Mittwoch, 15. September 2021

+++ TELEGRAMM +++ Fahrt durch den Őrség Nationalpark….

 ….der Őrség Nationalpark ist eines der bezauberndsten Landschaften Ungarns. Man radelt durch dichte Wälder , es gibt etliche Hügel und man sieht romantische Bauernhäuser. Wir konnten heute fast 70 Kilometer diese wunderschöne Gegend mit unseren Fahrrädern erleben.

In der Nähe von Szalafö gibt es auch ein Freilichtmuseum. Gezeigt werden die Arbeits - und Lebensbedingungen der Menschen vor noch gar nicht so langer Zeit. Daneben gab es noch viele Leckereien zu genießen.
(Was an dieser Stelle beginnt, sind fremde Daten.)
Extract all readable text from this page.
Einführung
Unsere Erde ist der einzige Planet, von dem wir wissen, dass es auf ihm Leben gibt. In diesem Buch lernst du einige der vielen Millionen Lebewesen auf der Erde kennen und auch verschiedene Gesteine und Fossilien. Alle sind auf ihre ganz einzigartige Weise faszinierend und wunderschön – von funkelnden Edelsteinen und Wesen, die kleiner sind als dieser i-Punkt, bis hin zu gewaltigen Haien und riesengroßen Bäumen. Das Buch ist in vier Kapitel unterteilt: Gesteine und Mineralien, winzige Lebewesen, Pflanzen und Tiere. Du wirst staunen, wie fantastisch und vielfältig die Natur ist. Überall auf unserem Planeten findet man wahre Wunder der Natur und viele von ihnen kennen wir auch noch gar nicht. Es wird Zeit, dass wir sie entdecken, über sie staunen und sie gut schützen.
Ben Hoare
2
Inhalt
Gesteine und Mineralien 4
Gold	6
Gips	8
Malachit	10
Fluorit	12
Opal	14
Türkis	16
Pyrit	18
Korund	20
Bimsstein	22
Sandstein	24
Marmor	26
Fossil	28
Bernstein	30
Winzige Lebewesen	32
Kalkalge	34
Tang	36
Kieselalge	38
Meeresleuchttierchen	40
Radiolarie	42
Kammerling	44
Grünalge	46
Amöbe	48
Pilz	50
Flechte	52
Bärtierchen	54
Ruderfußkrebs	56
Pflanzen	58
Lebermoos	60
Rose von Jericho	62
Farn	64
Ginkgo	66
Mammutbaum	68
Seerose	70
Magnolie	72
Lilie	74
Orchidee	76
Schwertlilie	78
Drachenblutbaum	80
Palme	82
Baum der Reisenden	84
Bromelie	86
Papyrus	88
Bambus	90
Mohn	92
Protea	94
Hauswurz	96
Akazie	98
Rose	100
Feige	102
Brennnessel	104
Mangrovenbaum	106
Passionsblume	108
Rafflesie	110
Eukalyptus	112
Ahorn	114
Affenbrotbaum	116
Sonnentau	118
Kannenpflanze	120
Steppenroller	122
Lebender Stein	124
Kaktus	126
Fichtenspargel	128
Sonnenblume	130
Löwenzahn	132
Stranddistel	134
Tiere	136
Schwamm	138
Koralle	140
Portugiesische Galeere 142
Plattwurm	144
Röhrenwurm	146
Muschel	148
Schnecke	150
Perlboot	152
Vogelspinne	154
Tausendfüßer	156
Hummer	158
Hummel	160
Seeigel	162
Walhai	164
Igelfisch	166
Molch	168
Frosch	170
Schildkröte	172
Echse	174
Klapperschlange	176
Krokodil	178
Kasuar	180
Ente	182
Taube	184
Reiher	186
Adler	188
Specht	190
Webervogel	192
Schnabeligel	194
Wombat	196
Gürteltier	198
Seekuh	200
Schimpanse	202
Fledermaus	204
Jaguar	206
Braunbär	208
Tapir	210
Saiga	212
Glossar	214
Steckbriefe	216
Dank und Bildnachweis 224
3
Start in Szentgotthárd am frühen Morgen :




Das Museumsdorf  Pityerszer ist erreicht. Wir bewundern die historischen Wohnhäuser und schauen uns an wie die Menschen hier früher lebten :






Typisch ungarische Wohn- und Lebenskultur :









Natürlich wird auch traditionell gekocht. Wir müssen aber passen. Diese große Pfanne schaffen wir zu zweit aber nicht :




Nebenan gibt es eine kleine Büffelfarm. Wir erleben die Fütterung und den Futterneid der Büffel live. Hier und da gibt es kleine Rangeleien unter den Tieren. Hier halte ich mich lieber ’raus und versuche mal nicht zu schlichten :







Wir haben Öriszentpéter (deutsch St. Peter in der Wart) erreicht. Sehr sehenswert ist die Kirche aus dem 12. Jahrhundert :










Radeln macht Appetit und so besuchen wir dieses slowenische Café. Uns wird ein typisch slowenischer Kuchen angeboten. Es schmeckt fantastisch :







Unterwegs in Pankasz finden  wir diesen historischen Glockenturm aus dem Jahre 1754. Der Glockenturm besteht aus Eiche und das Dach ist mit Roggenstroh bedeckt. Der Turm steht auf dem höchsten Punkt der Siedlung:




Blick hinauf zu der Glocke. Unter dem dichten Strohdach ist es angenehm kühl :




Rast an einem Stausee :




Øyvind will weiter. Wir müssen noch 20 Kilometer radeln! Dann haben wir Körmend erreicht. Unser heutiges Etappenziel:



Körmend  ist eine Stadt in der man die schönen Seiten suchen muss. Die Stadt bietet relativ wenig Sehenswürdigkeiten. Meistens sind diese (noch) nicht restauriert und man kann die ursprüngliche Schönheit nur erahnen.
Blick auf das Schloss Batthyány-Strattmann :




Das Rathaus von Körmend :




Sehenswert ist die Brücke über die Raab:







Ein Hund tollt in der Raab umher. Wir beobachten das freundliche Tier, welches an manchen Stellen schwimmen muss und an anderen Stellen mühelos in der Raab stehen kann :




Kunst am Raab Ufer :




In unserer Pension gibt es heute Abend etwas ganz leckeres. Øyvind vergnügt sich mit einer Pizza :




….und für mich gibt es ein Knoblauch Steak. Eine Riesenportion ! Bemerkenswert ist die Beilage. Diese besteht aus Sauerkraut, welches in Kürbiskernöl eingelegt ist. Reisen bildet ! Dieses Rezept werden wir zuhause auch einmal probieren :




Dienstag, 14. September 2021

+++ TELEGRAMM +++ 106 Kilometer auf dem Raabtalradweg unterwegs…..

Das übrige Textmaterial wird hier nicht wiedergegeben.